Chat History Memory Module (ChatMemoryModule)¶
The Chat History Memory Module is designed to store and retrieve past conversation rounds, enabling your AI assistant to maintain context across interactions.
Purpose¶
Store previous conversation rounds to maintain context and provide coherent, contextually-aware responses.
Parameters¶
n_rounds(optional): Default number of maximum conversation rounds to retrieve. If not specified, defaults to 3. Can be overridden during retrieval. Must be a positive integer.max_context(optional): Maximum total character count for retrieved conversation history. If not specified, defaults to 10,000 characters. Can be overridden during retrieval. Must be a positive integer.
Example¶
# To customize ChatMemoryModule, define memory_config and include it in the memory_modules.
# Otherwise, omit this block to use defaults.
memory_config:
memory_modules:
- memory_name: chat_history # Required. Unique identifier for this memory module.
memory_class: ChatMemoryModule # Required. Memory module class.
config: # Optional. Specified per-module configuration.
n_rounds: 3 # Optional. Number of maximum conversation rounds. Must be a positive integer. Defaults to 3.
max_context: 8000 # Optional. Maximum total character count. Must be a positive integer. Defaults to 10, 000.
Understanding Conversation Rounds¶
A conversation round is a fundamental concept in chat memory management. It represents a complete interaction cycle:
What is a Round?
- One round = One user message + All subsequent agent/assistant responses before the next user message
- Rounds help organize conversation history into logical interaction units
- Each round starts with a
userrole message and includes all following messages until the next user message
Visual Example:
Round 1:
user: "What is the weather today?"
assistant: "Let me check the weather for you."
weather_agent: "It's sunny and 72°F."
Round 2:
user: "Should I bring an umbrella?"
assistant: "Based on the sunny weather, you won't need an umbrella today."
Round 3:
user: "Thanks!"
assistant: "You're welcome!
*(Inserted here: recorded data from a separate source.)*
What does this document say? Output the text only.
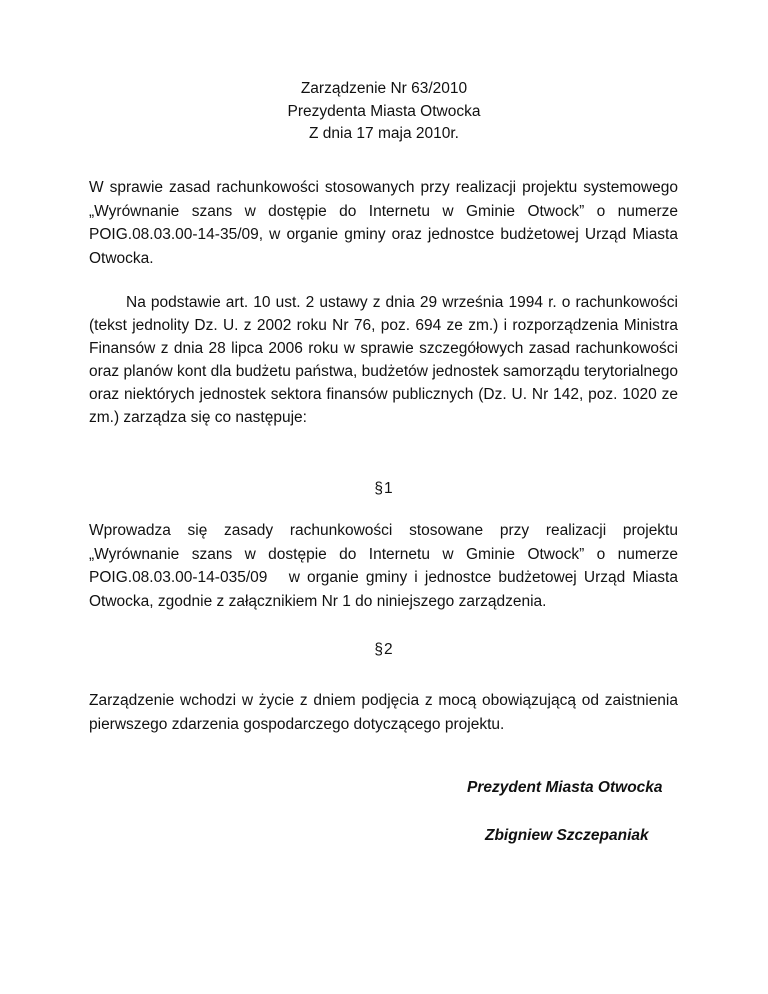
Zarządzenie Nr 63/2010
Prezydenta Miasta Otwocka
Z dnia 17 maja 2010r.

W sprawie zasad rachunkowości stosowanych przy realizacji projektu systemowego „Wyrównanie szans w dostępie do Internetu w Gminie Otwock” o numerze POIG.08.03.00-14-35/09, w organie gminy oraz jednostce budżetowej Urząd Miasta Otwocka.

Na podstawie art. 10 ust. 2 ustawy z dnia 29 września 1994 r. o rachunkowości (tekst jednolity Dz. U. z 2002 roku Nr 76, poz. 694 ze zm.) i rozporządzenia Ministra Finansów z dnia 28 lipca 2006 roku w sprawie szczegółowych zasad rachunkowości oraz planów kont dla budżetu państwa, budżetów jednostek samorządu terytorialnego oraz niektórych jednostek sektora finansów publicznych (Dz. U. Nr 142, poz. 1020 ze zm.) zarządza się co następuje:

§1

Wprowadza się zasady rachunkowości stosowane przy realizacji projektu „Wyrównanie szans w dostępie do Internetu w Gminie Otwock” o numerze POIG.08.03.00-14-035/09   w organie gminy i jednostce budżetowej Urząd Miasta Otwocka, zgodnie z załącznikiem Nr 1 do niniejszego zarządzenia.

§2

Zarządzenie wchodzi w życie z dniem podjęcia z mocą obowiązującą od zaistnienia pierwszego zdarzenia gospodarczego dotyczącego projektu.

Prezydent Miasta Otwocka
Zbigniew Szczepaniak
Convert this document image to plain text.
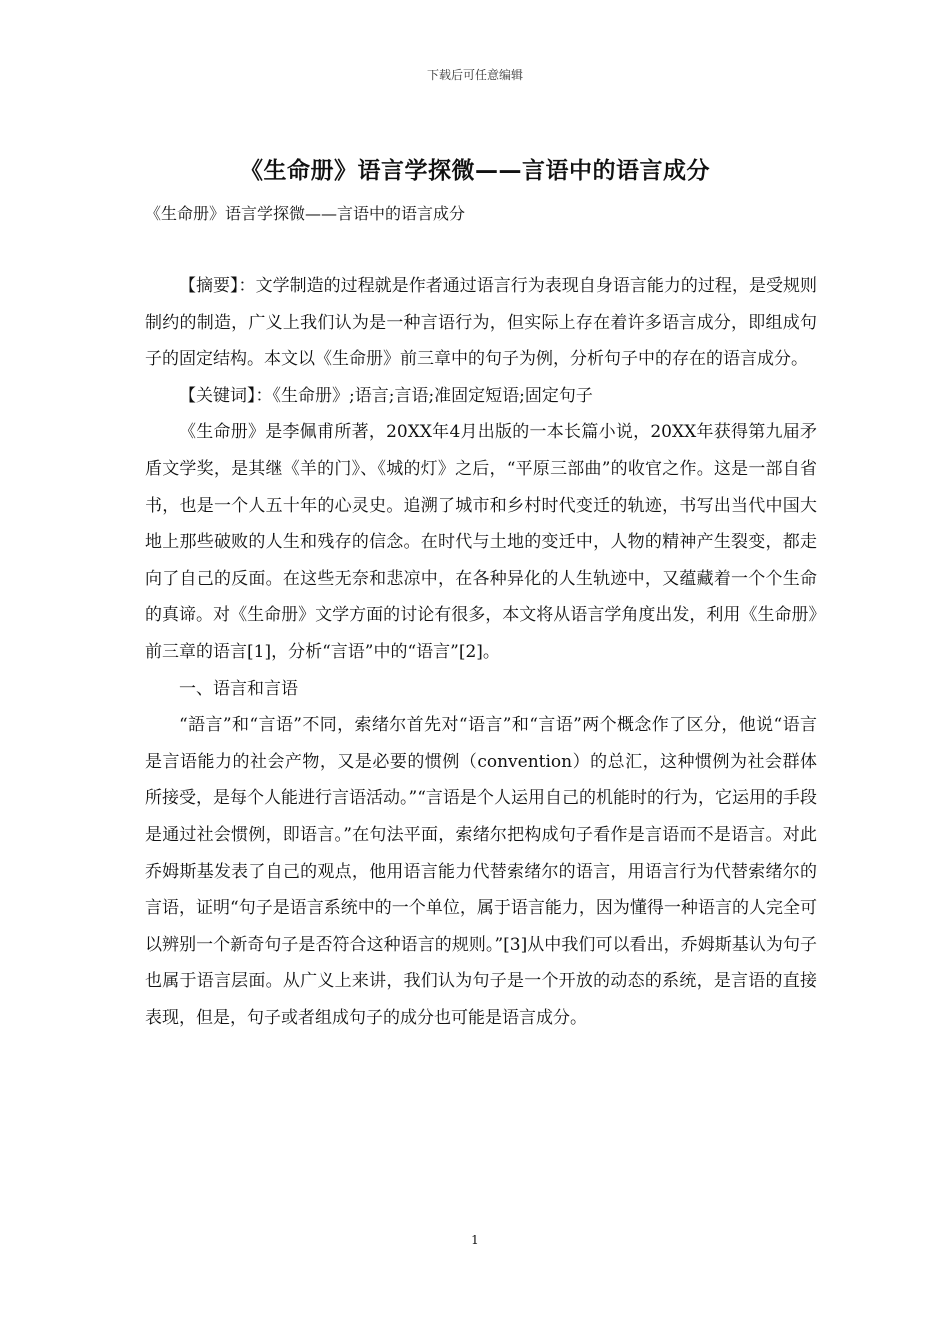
下载后可任意编辑
《生命册》语言学探微——言语中的语言成分
《生命册》语言学探微——言语中的语言成分

【摘要】：文学制造的过程就是作者通过语言行为表现自身语言能力的过程，是受规则制约的制造，广义上我们认为是一种言语行为，但实际上存在着许多语言成分，即组成句子的固定结构。本文以《生命册》前三章中的句子为例，分析句子中的存在的语言成分。

【关键词】：《生命册》;语言;言语;准固定短语;固定句子

《生命册》是李佩甫所著，20XX年4月出版的一本长篇小说，20XX年获得第九届矛盾文学奖，是其继《羊的门》、《城的灯》之后，“平原三部曲”的收官之作。这是一部自省书，也是一个人五十年的心灵史。追溯了城市和乡村时代变迁的轨迹，书写出当代中国大地上那些破败的人生和残存的信念。在时代与土地的变迁中，人物的精神产生裂变，都走向了自己的反面。在这些无奈和悲凉中，在各种异化的人生轨迹中，又蕴藏着一个个生命的真谛。对《生命册》文学方面的讨论有很多，本文将从语言学角度出发，利用《生命册》前三章的语言[1]，分析“言语”中的“语言”[2]。

一、语言和言语

“語言”和“言语”不同，索绪尔首先对“语言”和“言语”两个概念作了区分，他说“语言是言语能力的社会产物，又是必要的惯例（convention）的总汇，这种惯例为社会群体所接受，是每个人能进行言语活动。”“言语是个人运用自己的机能时的行为，它运用的手段是通过社会惯例，即语言。”在句法平面，索绪尔把构成句子看作是言语而不是语言。对此乔姆斯基发表了自己的观点，他用语言能力代替索绪尔的语言，用语言行为代替索绪尔的言语，证明“句子是语言系统中的一个单位，属于语言能力，因为懂得一种语言的人完全可以辨别一个新奇句子是否符合这种语言的规则。”[3]从中我们可以看出，乔姆斯基认为句子也属于语言层面。从广义上来讲，我们认为句子是一个开放的动态的系统，是言语的直接表现，但是，句子或者组成句子的成分也可能是语言成分。

1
Have a great day!"
In this example:
- Round 1 contains 3 messages (1 user + 2 agent responses)
- Round 2 contains 2 messages (1 user + 1 agent response)
- Round 3 contains 2 messages (1 user + 1 agent response)
- Total: 3 rounds with 7 messages
Why Rounds Matter?
- When you set
n_rounds=2, you retrieve the last 2 complete interaction cycles (not 2 individual messages) - Rounds preserve the context of multi-agent conversations
- Memory limits like
n_rounds=5mean "keep the last 5 user interactions and all their responses"
Understanding Character Limits¶
The chat history memory system manages conversation context using character-based limits (not token-based). When retrieving memory, you can control how much history is returned using the n_rounds parameter (limits the number of conversation rounds) and the max_context parameter (limits the total character count). See Parameters for default values and how to override them.
How Chat History Truncation Works¶
When the conversation history exceeds the specified limits, the system automatically manages the content:
- Oldest-First Dropping: When multiple rounds don't fit within the character limit, older conversation rounds are dropped first
- Front Truncation: If even a single round exceeds the character limit, the system keeps the most recent characters from that round, truncating from the beginning
- Truncation Notice: When content is truncated, a notice is automatically prepended:
"Notice: Chat history truncated due to maximum context window. " - Priority: More recent content is always prioritized to maintain the most relevant context
Handling Single Large Messages¶
When a single message exceeds the max_context limit, special truncation logic applies to preserve the most recent and relevant information:
How It Works:
- The system first reserves space for the truncation notice (~65 characters)
- Calculates the remaining budget:
effective_budget = max_context - notice_length - If multiple messages exist in the round, older messages are dropped first
- If only one message remains and still exceeds the limit, front truncation is applied:
- The beginning of the message is removed
- The last N characters are kept (where N = effective_budget)
- The truncation notice is prepended to the kept portion
Visual Example:
Suppose you have max_context=1000 and a single message with 2000 characters:
Original message (2000 chars):
"The 2022 FIFA World Cup in Qatar featured 32 teams competing across multiple stages.
[...middle content...]
Argentina ultimately defeated France in a dramatic penalty shootout to claim the title."
After truncation (fits within 1000 chars):
"Notice: Chat history truncated due to maximum context window. ...across multiple stages.
The knockout rounds featured upsets, with Morocco reaching the semi-finals. Argentina
ultimately defeated France in a dramatic penalty shootout to claim the title."
│ │
│ │
└─ Truncation notice (~65 chars) └─ Last ~935 chars preserved
The beginning is removed, but the conclusion and outcome are preserved.